A legacy project was upgraded from legacy code that used either SystemV FIFO device (or similar queue on Windows platform) which was deeply ingrained into every thread's implementation. Following implementation of locking queue with a wait was meant to emulate original FIFO use:
#include <queue>
// target platform doesn't have std::mutex or support >C++14
#include <QWaitCondition>
#include <QMutex>
template < typename _Msg, typename _Alloc = std::allocator<_Msg> >
class WaitQue
{
public:
typedef _Alloc Allocator;
typedef _Msg DataType;
// a thread calls this to place a copy of msg
void post(const DataType& msg)
{
QMutexLocker lock_(&mx);
que.push(msg);
cv.wakeOne();
}
// a thread calls this to to wait for a message
void wait(DataType& msg)
{
/// wait if que empty
QMutexLocker cvlock_(&mx);
while(que.empty()) // spurious exit from wait()
cv.wait(&mx);
msg = que.front();
que.pop();
}
unsigned long size()
{
QMutexLocker lock_(&mx);
return que.size();
}
private:
typedef std::deque<DataType, Allocator> Container;
std::queue<DataType, Container> que;
QWaitCondition cv;
QMutex mx;
};
A simplest use of such queue without any fluff:
#include <QCoreApplication>
#include <QtConcurrent>
#include <QFuture>
struct Message {
int value;
};
using Queue = WaitQue<Message>;
Queue east; // messages for east-side events
Queue west; // messages for west-side events
void westSide()
{
Message msg = {};
for(int i = 5; i-->0; )
{
qDebug() << "West side is working." << endl;
east.post(Message{i}); //
west.wait(msg); //
}
}
void eastSide()
{
Message msg = {};
do
{
east.wait(msg);
qDebug() << "East side received " << msg.value << endl;
west.post(msg);
}while(msg.value);
}
int main(int argc, char *argv[])
{
QCoreApplication a(argc,argv);
QFuture<void> future1 = QtConcurrent::run(westSide);
QFuture<void> future2 = QtConcurrent::run(eastSide);
future1.waitForFinished();
future2.waitForFinished();
return 0;
}
In reality most of workers are infinite state-machine loops operating only after receiving messages or generating such messages for other workers while some are actually doing ping-pong exchange as above.

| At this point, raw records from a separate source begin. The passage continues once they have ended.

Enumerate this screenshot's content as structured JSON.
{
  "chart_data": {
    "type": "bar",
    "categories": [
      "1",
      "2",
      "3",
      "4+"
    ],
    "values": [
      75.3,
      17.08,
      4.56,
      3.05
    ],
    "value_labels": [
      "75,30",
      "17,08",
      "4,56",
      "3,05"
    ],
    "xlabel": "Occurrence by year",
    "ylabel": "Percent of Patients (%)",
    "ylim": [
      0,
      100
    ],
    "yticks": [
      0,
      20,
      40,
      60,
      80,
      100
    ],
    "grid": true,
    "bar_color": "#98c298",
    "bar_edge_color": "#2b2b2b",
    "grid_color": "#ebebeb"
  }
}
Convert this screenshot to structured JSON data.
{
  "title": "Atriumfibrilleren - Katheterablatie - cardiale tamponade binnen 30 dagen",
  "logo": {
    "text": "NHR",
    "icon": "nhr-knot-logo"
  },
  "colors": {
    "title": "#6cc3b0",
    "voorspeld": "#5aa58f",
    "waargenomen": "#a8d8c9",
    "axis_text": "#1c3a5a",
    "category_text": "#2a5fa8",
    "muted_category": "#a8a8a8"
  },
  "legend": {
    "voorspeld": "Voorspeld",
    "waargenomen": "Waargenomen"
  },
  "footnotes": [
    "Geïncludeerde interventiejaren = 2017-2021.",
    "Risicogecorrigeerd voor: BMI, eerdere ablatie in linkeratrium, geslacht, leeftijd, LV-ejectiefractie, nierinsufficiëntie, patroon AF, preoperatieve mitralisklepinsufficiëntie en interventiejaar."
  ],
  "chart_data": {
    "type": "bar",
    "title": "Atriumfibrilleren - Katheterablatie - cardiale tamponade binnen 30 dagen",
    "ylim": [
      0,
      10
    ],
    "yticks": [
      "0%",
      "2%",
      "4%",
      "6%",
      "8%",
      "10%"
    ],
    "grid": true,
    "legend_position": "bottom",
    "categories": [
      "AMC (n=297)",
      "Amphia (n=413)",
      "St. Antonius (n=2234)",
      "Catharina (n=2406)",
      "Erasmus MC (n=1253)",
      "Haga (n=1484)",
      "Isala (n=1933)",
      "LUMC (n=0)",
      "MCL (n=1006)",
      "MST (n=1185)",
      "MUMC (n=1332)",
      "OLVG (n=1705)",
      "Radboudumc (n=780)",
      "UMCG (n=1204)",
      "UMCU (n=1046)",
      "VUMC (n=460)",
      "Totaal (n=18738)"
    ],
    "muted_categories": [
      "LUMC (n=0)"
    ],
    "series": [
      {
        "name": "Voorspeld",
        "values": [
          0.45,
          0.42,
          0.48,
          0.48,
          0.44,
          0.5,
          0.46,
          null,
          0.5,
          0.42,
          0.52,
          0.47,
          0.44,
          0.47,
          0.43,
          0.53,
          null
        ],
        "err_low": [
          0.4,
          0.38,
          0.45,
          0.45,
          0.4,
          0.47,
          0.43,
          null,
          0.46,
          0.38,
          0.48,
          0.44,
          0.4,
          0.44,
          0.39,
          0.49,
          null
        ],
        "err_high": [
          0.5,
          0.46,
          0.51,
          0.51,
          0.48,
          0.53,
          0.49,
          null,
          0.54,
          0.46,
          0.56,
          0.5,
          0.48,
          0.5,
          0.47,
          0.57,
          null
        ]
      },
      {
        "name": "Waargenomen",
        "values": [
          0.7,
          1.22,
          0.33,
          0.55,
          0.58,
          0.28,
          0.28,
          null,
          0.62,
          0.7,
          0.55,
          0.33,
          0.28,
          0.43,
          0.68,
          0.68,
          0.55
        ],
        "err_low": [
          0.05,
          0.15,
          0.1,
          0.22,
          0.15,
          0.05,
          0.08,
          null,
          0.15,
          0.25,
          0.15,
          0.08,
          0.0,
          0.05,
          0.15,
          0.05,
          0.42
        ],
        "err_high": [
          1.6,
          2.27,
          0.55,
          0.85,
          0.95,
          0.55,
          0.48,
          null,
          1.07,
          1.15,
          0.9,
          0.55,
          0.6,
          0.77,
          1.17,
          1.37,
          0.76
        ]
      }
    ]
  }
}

Target platform got partial C++11 support and Qt < 5.4 support. std::queue
was used instead of Qt container for sake of custom allocator support and condition variable QWaitCondition
is used to lock queue. Custom allocator allows to avoid heap allocation. Is this correct implementation and if its not, what flaws are there? Is there a Qt analog for this maybe?
PS. Indefinite wait was a known problem that was solved by design of any scenario was ending with posting "stop thread" messages to all queues in past implementation of project.